The government has been too slow to respond to the “existential threat” faced by live theatre, music and other culture, a committee of MPs has said.
Minsiters “consistently failed to recognise” the challenges Covid-19 posed to the arts, the House of Commons culture select committee said.
Chair Julian Knight MP said a £1.57bn support package was “nothing more than an Elastoplast over a gaping wound”.
The government insisted it had “worked with urgency” to provide support.
The Department for Digital, Culture, Media and Sport (DCMS) disagreed that it had been too slow, saying thousands of organisations and hundreds of thousands of jobs in the sector had been saved by its furlough and loan schemes.
The DCMS also pointed to the “largest ever one-off cash injection into culture”, which was welcomed by many figures in the arts when it was announced earlier this month.
However, the national advisory body for theatres has warned that a “significant proportion” of theatres are expected to close due to the coronavirus crisis.
In written evidence to the committee, Andrew Lloyd Webber’s Really Useful Group confirmed it was losing more than £6 million a week in box office sales, with shows including London productions of Cinderella, Evita and The Phantom Of The Opera, all cancelled or postponed since lockdown.
‘A cataclysm in the arts’
Mr Knight, Conservative MP for Solihull, told BBC arts editor Will Gompertz: “The reality is we are facing a cataclysm in the arts and cultural space.”
What is needed is “not just a bailout” but a “long-term plan” that would enable the sector to “come out the other side”, he said.
“What we’ve seen is a lack of joined-up thinking across government,” he went on, suggesting “huge swathes of our cultural infrastructure” are at risk.
The committee said the cultural industries were likely to face mass redundancies. There could be a lasting impact on diversity, opportunities for audiences and workers, and the UK’s position as a cultural world leader, it said.
The help available was hampered by the “lack of spending power” at the DCMS, and “a fundamental misunderstanding” of what is needed, the committee said.
Mr Knight said: “Our report points to a department that has been treated as a ‘Cinderella’ by government when it comes to spending, despite the enormous contribution that the DCMS sectors make to the economy and job creation.”

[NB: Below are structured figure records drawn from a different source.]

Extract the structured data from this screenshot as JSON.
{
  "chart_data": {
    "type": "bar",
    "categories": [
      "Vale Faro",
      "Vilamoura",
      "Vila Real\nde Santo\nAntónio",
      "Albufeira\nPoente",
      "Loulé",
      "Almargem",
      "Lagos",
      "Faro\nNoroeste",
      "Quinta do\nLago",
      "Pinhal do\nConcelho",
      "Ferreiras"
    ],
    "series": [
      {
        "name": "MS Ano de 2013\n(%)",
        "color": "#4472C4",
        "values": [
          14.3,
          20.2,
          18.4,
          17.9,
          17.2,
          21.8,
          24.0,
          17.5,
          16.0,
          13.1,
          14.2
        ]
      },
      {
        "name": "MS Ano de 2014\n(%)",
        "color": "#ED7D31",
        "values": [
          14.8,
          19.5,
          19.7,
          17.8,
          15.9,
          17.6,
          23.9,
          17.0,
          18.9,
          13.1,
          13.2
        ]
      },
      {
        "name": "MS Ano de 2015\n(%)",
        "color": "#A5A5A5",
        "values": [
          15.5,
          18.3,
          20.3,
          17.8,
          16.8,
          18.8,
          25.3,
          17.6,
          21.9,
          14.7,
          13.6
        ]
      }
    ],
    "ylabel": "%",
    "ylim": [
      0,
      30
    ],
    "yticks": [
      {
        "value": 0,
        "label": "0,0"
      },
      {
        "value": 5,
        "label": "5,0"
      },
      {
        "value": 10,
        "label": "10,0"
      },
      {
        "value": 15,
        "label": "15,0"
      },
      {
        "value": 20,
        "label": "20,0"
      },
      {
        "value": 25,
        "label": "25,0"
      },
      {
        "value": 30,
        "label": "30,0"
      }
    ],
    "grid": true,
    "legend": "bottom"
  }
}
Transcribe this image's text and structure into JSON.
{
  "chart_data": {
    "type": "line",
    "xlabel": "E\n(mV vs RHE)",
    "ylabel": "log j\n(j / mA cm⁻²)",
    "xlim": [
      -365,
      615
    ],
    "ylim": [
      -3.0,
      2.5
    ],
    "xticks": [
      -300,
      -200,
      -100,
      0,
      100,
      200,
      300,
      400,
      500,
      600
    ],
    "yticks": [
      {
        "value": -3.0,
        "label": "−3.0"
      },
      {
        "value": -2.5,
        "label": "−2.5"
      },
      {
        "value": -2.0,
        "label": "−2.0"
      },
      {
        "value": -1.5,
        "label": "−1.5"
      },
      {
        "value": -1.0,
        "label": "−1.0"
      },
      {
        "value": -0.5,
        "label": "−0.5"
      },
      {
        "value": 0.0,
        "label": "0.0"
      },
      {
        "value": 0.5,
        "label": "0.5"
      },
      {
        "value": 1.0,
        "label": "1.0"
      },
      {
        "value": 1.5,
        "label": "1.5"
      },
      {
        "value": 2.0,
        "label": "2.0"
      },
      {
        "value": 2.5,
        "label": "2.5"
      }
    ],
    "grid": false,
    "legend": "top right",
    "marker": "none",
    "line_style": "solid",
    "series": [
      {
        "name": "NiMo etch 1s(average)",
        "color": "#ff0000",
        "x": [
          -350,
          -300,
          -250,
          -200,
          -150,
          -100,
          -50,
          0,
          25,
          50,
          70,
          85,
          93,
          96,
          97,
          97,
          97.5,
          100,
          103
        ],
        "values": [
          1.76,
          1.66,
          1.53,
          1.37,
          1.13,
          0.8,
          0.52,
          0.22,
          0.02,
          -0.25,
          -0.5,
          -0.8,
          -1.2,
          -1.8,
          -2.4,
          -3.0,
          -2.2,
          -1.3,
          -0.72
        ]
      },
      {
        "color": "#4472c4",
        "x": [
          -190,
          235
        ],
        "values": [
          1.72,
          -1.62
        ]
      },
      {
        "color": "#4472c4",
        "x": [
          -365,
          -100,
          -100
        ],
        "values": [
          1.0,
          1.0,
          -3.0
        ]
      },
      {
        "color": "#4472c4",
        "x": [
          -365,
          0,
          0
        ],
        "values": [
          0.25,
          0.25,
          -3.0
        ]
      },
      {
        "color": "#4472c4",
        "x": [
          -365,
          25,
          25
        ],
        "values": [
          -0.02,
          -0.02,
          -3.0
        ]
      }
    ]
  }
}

The committee cited evidence that 70% of theatres and production companies could go out of business by the end of 2020, with more than £300m lost in box office revenue in the first 12 weeks of the coronavirus lockdown.
It also pointed to figures suggesting that 93% of grassroots music venues faced permanent closure and that 90% of all festivals would be cancelled this year.
The report recommended a “sector-specific recovery deal”, “clear, if conditional, timelines for reopening”, and “long-term structural support”.
It also called for continued support for workers and freelancers, and help for those who had fallen through the gaps in the current schemes.
Socially distanced audiences
And it said VAT relief on ticket sales should be extended until 2024 and that Theatre Tax Relief should be halved for the next three years.
The Old Vic and Shakespeare’s Globe were among those to submit evidence to the committee’s inquiry.
Last week it was announced that indoor performances with socially distanced audiences can resume in England from 1 August.
Yet the report said the announcement did not take into account “the lead times for performance, the challenges of social distancing or the concerns about audience behaviours”.
Responding to the report, a DCMS statement said: “We have worked with urgency, day-in-day-out since the start of the pandemic in providing support for our sectors and on plans to reopen them safely.
It added: “Our £1.57 billion investment is the largest ever one-off cash injection into culture in this country. We have also worked with our arms length bodies on additional emergency packages and provided billions in support to charities to help those most in need.”